The 2009 Credit CARD Act reduced overall borrowing costs to consumers by an annualized 2.8% of average daily balances, with a decline of more than 10% to consumers with the lowest FICO scores, resulting in a total savings to consumers of $20.8 billion per year, say Assistant Professor of Finance Johannes Stroebel and University of Chicago Booth School of Business Assistant Professor of Economics Neale Mahoney, together with their co-authors Sumit Agarwal (National University of Singapore) and Souphala Chomsisengphet (Office of the Comptroller of the Currency) in their new paper, “Regulating Consumer Financial Products: Evidence From Credit Cards.” The paper has been posted as National Bureau of Economic Research (NBER) Working Paper No. 19484.

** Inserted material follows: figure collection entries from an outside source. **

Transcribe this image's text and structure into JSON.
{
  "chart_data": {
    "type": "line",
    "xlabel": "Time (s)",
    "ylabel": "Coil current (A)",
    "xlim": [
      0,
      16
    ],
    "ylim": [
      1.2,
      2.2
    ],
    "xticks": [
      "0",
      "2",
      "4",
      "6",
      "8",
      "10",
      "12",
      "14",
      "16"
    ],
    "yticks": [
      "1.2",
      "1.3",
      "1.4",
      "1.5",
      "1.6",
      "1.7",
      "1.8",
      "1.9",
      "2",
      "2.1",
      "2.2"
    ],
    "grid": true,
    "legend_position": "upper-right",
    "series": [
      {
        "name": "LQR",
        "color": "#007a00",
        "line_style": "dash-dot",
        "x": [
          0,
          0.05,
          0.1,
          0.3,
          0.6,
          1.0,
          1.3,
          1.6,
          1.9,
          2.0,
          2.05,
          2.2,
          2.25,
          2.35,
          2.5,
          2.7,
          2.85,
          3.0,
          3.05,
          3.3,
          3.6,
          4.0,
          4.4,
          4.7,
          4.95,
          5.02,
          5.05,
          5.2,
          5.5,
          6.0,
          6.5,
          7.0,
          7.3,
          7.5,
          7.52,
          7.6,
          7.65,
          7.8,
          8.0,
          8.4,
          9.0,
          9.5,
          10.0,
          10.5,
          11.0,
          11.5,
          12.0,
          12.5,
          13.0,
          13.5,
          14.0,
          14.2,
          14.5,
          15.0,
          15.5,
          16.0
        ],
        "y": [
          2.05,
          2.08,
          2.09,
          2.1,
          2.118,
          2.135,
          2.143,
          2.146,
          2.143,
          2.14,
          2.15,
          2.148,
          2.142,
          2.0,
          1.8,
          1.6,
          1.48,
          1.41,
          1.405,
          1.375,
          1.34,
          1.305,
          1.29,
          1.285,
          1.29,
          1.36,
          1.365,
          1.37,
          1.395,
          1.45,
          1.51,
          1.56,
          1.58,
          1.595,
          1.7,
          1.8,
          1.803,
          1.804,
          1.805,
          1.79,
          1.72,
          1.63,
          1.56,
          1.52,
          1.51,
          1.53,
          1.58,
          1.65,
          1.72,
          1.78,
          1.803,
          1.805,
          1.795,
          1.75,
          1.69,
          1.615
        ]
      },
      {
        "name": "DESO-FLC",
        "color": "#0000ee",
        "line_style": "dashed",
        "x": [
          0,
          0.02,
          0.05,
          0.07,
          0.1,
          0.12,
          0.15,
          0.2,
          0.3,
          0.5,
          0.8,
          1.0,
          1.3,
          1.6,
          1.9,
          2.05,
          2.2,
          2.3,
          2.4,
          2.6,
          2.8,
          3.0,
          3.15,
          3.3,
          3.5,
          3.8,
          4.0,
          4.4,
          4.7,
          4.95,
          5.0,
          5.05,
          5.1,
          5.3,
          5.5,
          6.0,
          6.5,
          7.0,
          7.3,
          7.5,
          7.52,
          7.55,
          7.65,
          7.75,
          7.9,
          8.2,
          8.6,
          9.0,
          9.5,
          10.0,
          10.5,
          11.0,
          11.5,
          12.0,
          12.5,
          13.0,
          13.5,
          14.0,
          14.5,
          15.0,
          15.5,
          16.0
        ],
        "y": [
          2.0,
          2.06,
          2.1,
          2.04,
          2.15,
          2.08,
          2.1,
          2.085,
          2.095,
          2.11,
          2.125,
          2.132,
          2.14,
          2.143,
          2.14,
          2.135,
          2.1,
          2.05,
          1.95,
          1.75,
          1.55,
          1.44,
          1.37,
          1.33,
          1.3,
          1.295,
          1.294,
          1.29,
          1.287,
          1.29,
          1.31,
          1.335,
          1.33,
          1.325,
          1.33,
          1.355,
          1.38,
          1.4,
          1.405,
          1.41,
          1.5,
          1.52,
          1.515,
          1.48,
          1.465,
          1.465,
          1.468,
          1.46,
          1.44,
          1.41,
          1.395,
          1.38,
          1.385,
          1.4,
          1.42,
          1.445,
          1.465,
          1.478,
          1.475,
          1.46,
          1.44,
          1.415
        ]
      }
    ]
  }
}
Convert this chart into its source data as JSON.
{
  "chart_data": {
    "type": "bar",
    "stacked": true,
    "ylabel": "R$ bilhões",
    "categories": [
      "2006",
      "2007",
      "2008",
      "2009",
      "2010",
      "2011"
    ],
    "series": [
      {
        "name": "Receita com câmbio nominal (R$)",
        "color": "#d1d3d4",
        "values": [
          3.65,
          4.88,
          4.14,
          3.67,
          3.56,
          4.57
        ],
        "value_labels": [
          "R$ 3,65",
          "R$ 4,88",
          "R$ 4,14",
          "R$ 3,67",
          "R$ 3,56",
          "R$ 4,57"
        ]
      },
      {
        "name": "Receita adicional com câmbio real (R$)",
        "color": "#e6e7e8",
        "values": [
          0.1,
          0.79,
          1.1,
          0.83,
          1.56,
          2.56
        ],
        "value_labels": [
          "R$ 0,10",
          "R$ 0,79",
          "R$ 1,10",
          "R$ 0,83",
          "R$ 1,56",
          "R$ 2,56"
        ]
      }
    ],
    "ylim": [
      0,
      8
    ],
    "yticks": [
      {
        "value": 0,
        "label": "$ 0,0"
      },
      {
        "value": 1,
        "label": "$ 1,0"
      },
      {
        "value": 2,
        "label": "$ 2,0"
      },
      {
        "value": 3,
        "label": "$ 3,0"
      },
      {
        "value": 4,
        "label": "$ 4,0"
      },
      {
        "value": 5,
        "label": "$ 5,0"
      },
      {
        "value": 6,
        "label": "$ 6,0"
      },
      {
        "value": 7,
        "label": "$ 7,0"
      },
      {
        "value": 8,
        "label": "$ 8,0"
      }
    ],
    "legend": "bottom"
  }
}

These cost reductions were achieved through regulating the frequency and magnitude of late fees and over-limit fees. The researchers found no evidence that banks offset these savings by increasing interest charges or reducing access to credit, challenging the argument that banks would find other ways to pass the costs of the credit card regulation on to consumers.

The researchers also found a 0.5% increase in the number of people paying a monthly amount that would allow them to pay off their credit card balances in 36 months, likely as a result of the CARD Act’s requirement to prominently display the cost of balance repayment when making only minimum monthly payments vs. repaying the current balance within 36 months.

This research provides guidance for future consumer finance regulations by suggesting that: 1) banks do not necessarily pass on the cost of regulations to consumers in other ways, and 2) greater transparency in borrowing costs can affect repayment behavior and help consumers make better financial decisions.